John Colson: The airport plan lands on BOCC on Thursday

John Colson
Hit & Run

On Thursday at 4 p.m., there will be a meeting of the Pitkin Board of County Commissioners (BOCC) to hear the supposedly final report of the county-appointed ASE Vision Committee, about a proposal to expand the Aspen-Pitkin County Airport’s runways to accommodate aircraft with longer wingspans than planes that currently can land there.

I strongly recommend that everyone with any interest in the airport and the future of this community, watch that meeting on Grassroots TV, or live-stream it from the Pitkin County website (go to, then scroll down to the Watch Meetings button).

There are a number of reasons to tune in, starting with the simple fact that the BOCC will be getting the distilled wisdom of several committees that have spent the past year and more discussing the airport expansion idea, which is projected to cost hundreds of millions of dollars, take years to complete and have some effect on such things as noise, air pollution, passenger comfort and other factors related to airport operations.

But underlying that simple fact are a lot of other facts that may excite you, strike fear into your heart or leave you dumbfounded and questioning whether our county’s elected government has taken leave of its senses.

Have no doubt about it — the outcome of this meeting and any number of possible governmental actions afterward will have a profound impact on the lives of everyone in Aspen and Pitkin County, whether they are regular users of the airport’s services or not.

One key aspect of the current debate is the problematic existence of a 2018 Environmental Assessment, mandated by federal regulations, that came up with a number of projections and predictions about airport operations related to the expansion of the runway width by 50 feet.
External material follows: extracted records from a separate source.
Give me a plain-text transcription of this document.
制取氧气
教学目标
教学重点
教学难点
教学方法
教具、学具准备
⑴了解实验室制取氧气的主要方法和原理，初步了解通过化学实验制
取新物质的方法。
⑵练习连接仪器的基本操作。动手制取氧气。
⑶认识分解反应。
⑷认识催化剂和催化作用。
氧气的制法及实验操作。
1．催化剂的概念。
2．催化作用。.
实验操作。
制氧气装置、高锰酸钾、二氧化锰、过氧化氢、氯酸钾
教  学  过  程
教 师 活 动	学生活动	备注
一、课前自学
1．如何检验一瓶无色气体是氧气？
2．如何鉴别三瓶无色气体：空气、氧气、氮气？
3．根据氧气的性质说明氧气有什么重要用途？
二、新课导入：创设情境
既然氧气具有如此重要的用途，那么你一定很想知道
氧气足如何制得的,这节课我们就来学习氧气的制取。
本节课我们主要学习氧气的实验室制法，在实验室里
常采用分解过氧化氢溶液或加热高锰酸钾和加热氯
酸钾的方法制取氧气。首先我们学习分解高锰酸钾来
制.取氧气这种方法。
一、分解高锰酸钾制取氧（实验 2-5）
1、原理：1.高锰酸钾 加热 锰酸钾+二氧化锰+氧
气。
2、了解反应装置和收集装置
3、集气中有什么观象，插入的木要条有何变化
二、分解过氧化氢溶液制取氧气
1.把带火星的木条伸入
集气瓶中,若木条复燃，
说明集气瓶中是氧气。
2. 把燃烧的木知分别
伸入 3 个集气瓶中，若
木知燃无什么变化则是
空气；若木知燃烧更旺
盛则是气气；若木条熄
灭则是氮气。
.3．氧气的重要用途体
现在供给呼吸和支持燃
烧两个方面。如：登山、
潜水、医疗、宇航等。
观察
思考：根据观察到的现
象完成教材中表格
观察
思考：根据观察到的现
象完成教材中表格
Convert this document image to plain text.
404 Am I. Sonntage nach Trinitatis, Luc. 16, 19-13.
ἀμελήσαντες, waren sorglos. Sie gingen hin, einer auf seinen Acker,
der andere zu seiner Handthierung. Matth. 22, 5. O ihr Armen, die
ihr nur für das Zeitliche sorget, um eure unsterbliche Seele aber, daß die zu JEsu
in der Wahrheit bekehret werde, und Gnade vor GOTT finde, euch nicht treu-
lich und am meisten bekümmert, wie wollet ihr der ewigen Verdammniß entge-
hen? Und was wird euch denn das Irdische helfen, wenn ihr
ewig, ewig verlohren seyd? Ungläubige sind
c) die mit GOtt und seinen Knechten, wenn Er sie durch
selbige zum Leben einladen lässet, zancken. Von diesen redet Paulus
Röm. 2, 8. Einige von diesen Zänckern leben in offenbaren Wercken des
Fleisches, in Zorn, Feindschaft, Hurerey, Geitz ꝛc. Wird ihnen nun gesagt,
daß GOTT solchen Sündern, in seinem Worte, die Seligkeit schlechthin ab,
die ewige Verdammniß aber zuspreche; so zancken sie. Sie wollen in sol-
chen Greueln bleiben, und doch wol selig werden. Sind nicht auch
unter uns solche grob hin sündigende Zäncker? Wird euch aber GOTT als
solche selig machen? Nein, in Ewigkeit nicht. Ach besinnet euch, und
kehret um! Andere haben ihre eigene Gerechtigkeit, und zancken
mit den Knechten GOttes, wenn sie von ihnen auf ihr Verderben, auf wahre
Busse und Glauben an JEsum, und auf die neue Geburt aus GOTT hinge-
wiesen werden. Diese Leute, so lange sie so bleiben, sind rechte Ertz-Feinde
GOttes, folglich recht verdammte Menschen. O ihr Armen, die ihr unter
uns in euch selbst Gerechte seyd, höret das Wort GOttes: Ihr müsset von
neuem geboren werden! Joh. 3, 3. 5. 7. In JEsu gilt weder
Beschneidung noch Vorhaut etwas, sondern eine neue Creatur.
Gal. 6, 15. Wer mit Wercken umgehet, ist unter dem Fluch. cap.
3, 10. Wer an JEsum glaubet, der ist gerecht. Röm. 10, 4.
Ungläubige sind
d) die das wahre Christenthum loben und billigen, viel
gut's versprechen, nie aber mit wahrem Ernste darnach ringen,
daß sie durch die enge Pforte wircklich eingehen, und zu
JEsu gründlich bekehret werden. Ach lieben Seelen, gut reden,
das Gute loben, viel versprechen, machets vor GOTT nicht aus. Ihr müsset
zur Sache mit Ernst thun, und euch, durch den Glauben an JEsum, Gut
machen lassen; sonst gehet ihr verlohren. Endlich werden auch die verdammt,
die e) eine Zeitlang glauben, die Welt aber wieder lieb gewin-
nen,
The expansion is needed, according to officials, because the relatively compact and powerful main aircraft serving Aspen for the past couple of decades, the CRJ-700 built by Bombardier, may be phased out of service by 2028. And new planes being considered for replacing the CRJ-700 have wider wingspans, meaning they could not land at our airport as it is now configured.

In addition, neighboring residents have been complaining about the noise and noxious fumes emanating from the airport for years, though the EA projected that the smell and the noise might well increase if the airport were to be expanded as outlined in the EA.
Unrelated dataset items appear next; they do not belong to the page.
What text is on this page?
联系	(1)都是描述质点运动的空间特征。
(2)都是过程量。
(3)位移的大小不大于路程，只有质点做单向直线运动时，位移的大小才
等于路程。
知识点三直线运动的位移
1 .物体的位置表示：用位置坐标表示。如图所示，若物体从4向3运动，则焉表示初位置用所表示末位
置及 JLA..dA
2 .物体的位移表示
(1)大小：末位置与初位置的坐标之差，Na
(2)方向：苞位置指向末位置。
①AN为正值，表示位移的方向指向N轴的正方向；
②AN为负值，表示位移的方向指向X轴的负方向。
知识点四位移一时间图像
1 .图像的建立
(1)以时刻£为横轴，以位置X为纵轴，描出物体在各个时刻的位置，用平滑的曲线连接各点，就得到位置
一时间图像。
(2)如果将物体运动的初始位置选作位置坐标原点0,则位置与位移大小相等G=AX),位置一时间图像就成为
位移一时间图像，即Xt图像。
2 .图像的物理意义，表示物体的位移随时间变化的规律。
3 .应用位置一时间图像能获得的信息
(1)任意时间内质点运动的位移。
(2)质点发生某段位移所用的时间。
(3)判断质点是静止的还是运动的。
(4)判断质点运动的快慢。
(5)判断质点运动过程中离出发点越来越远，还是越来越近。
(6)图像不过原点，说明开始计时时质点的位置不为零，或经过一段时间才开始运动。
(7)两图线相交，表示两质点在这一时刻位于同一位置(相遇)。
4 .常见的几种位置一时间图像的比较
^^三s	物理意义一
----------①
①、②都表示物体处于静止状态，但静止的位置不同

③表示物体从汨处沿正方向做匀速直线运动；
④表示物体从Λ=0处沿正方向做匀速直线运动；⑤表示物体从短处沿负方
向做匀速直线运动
Enter the ASE Vision Committee (really four committees in all, looking at different issues), appointed by the county more than a year ago to take another look at the expansion idea to see if it could be reworked and improved.

According to some of those involved, the committees took a cursory look at the EA, decided it did not fit in with the “values” of environmentalism and small-resort flavor held by many local residents, and concluded that they needed to take a different course than the one outlined in the EA.
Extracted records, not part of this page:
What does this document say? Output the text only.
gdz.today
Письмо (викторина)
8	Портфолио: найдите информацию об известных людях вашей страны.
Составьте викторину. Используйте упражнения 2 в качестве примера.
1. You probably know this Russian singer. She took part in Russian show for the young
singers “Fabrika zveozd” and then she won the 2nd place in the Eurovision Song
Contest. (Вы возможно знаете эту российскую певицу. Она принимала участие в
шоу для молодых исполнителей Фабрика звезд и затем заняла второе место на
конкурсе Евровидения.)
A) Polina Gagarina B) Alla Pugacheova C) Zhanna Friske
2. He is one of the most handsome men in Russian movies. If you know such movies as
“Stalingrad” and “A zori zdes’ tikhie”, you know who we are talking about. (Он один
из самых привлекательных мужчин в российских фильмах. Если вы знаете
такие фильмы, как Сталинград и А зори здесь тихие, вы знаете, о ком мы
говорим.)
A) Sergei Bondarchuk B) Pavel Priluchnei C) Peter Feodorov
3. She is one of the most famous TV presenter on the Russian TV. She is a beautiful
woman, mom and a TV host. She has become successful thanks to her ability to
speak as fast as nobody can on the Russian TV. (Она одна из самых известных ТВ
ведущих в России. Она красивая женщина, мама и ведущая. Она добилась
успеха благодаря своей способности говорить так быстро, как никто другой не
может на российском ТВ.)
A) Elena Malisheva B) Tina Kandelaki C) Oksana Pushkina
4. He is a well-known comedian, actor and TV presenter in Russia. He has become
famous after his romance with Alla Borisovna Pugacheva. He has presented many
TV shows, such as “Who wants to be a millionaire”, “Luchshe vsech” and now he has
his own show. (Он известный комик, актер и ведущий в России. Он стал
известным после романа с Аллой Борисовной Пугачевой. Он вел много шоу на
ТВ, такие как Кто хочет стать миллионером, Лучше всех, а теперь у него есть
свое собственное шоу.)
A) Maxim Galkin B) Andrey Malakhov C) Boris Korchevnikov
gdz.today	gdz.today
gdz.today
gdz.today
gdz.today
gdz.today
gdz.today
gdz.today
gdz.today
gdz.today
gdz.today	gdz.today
In doing so, they have to come up with a number of recommendations that are very different from the EA, including such things as negotiating with air carriers to get them to fly cleaner, lighter aircraft; cutting the number of new gates that would be built at an enlarged airport terminal; and providing electrical connections to the aircraft to cut down on the time the engines are idling, among other suggestions.

Overall, the committees’ recommendations call for cutting “greenhouse gas” emissions related to airport activities by 30% in the coming decades, though exactly how that is to be accomplished remains a little unclear.

All in all, the committees’ recommendations are vastly different from the projections and estimates contained in the EA.

Unfortunately, though, a recent news story in this newspaper paid lots of attention to the EA and not enough to the committees’ recommendations, meaning that readers did not get an accurate picture of the committees’ work.

I suggest that the BOCC, when it gavels the Thursday meeting into session, make it absolutely clear that the EA is not the controlling document in this discussion anymore, and that the committees’ findings and recommendations are what we really are talking about.

For my money, there still are a lot of unknowns in this proposal, such as whether the CRJ-700 truly is being put out to pasture soon, and exactly how the county is supposed to negotiate a deal with airlines about replacement.

And then there is the question of whether this whole matter should be put to a vote, as it was with the last airport-expansion plan, in 1995, and the voters rejected it.